Instead of "region detection + object classification", its "(1)region proposal + (2)classification and localization in two stage detectors.
(1-region proposal) is done by what is called a Region Proposal Network (RPN, for short). RPN is used to decide “where” to look in order to reduce the computational requirements of the overall inference process. The RPN quickly and efficiently scans every location in order to assess whether further processing needs to be carried out in a given region. It does that by outputting k bounding box proposals each with 2 scores representing probability of object or not at each location. In other words, it is used to find up to a predefined number(~2000) of regions (bounding boxes), which may contain objects.
An important problem within object detection is generating a variable-length list of bounding boxes. The variable-length problem is solved in the RPN by using anchors: fixed sized reference bounding boxes which are placed uniformly throughout the original image. Instead of having to detect where objects are, we model the problem into two parts.
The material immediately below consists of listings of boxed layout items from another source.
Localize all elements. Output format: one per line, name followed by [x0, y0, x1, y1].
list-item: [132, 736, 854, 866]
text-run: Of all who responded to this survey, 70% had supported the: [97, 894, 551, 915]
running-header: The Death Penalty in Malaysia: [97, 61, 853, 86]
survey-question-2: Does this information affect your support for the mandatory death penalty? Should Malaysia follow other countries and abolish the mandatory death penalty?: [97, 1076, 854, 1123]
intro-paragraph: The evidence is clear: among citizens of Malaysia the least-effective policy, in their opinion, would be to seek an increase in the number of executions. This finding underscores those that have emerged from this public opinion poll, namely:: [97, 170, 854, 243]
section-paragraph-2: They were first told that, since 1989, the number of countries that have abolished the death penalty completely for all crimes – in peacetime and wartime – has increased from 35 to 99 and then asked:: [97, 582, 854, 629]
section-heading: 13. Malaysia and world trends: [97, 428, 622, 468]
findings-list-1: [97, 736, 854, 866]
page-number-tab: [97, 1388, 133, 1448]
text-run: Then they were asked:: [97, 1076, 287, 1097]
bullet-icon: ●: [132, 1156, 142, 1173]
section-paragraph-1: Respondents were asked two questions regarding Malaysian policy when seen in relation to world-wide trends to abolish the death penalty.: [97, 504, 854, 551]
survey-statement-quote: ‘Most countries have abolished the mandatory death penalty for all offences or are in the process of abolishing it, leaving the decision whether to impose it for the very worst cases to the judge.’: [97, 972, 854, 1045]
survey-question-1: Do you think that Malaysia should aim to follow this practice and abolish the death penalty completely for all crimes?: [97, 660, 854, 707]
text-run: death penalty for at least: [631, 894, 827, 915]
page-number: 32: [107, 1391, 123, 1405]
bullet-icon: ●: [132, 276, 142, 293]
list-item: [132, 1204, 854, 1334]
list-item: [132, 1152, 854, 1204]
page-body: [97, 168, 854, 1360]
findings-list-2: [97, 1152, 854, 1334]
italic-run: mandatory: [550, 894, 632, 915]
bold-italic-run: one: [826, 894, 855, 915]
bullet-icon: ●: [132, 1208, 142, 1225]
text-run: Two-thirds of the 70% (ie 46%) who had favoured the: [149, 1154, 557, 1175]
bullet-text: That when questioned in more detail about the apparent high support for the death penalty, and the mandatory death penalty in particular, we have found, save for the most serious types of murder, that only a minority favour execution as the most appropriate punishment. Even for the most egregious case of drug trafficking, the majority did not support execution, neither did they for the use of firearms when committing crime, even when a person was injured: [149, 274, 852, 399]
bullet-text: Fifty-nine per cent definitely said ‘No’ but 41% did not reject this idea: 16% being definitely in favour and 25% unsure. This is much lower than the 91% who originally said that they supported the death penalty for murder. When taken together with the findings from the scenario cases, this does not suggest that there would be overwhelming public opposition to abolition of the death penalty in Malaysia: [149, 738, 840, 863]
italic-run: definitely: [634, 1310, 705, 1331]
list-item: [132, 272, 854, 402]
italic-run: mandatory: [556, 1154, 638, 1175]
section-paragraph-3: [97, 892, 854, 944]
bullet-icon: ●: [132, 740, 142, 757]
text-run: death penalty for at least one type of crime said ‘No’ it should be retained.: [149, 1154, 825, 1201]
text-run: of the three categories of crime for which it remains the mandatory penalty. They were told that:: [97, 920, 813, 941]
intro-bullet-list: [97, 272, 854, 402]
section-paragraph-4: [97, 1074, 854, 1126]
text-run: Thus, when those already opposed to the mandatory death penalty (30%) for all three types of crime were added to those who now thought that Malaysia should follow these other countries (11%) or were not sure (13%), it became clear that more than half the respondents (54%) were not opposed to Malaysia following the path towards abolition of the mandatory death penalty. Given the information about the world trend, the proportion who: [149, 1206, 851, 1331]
For every anchor, we ask:
- Does this anchor contain a relevant object?
- How would we adjust this anchor to better fit the relevant object?
After having a list of possible relevant objects and their locations in the original image, it becomes a more straightforward problem to solve. Using the features extracted by the CNN and the bounding boxes with relevant objects, we apply Region of Interest (RoI) Pooling and extract those features which would correspond to the relevant objects into a new tensor.
Next in second stage, R-CNN module uses above information to:
- Classify the content in the bounding box (or discard it, using
“background” as a label).
- Adjust the bounding box coordinates (so it better fits the object).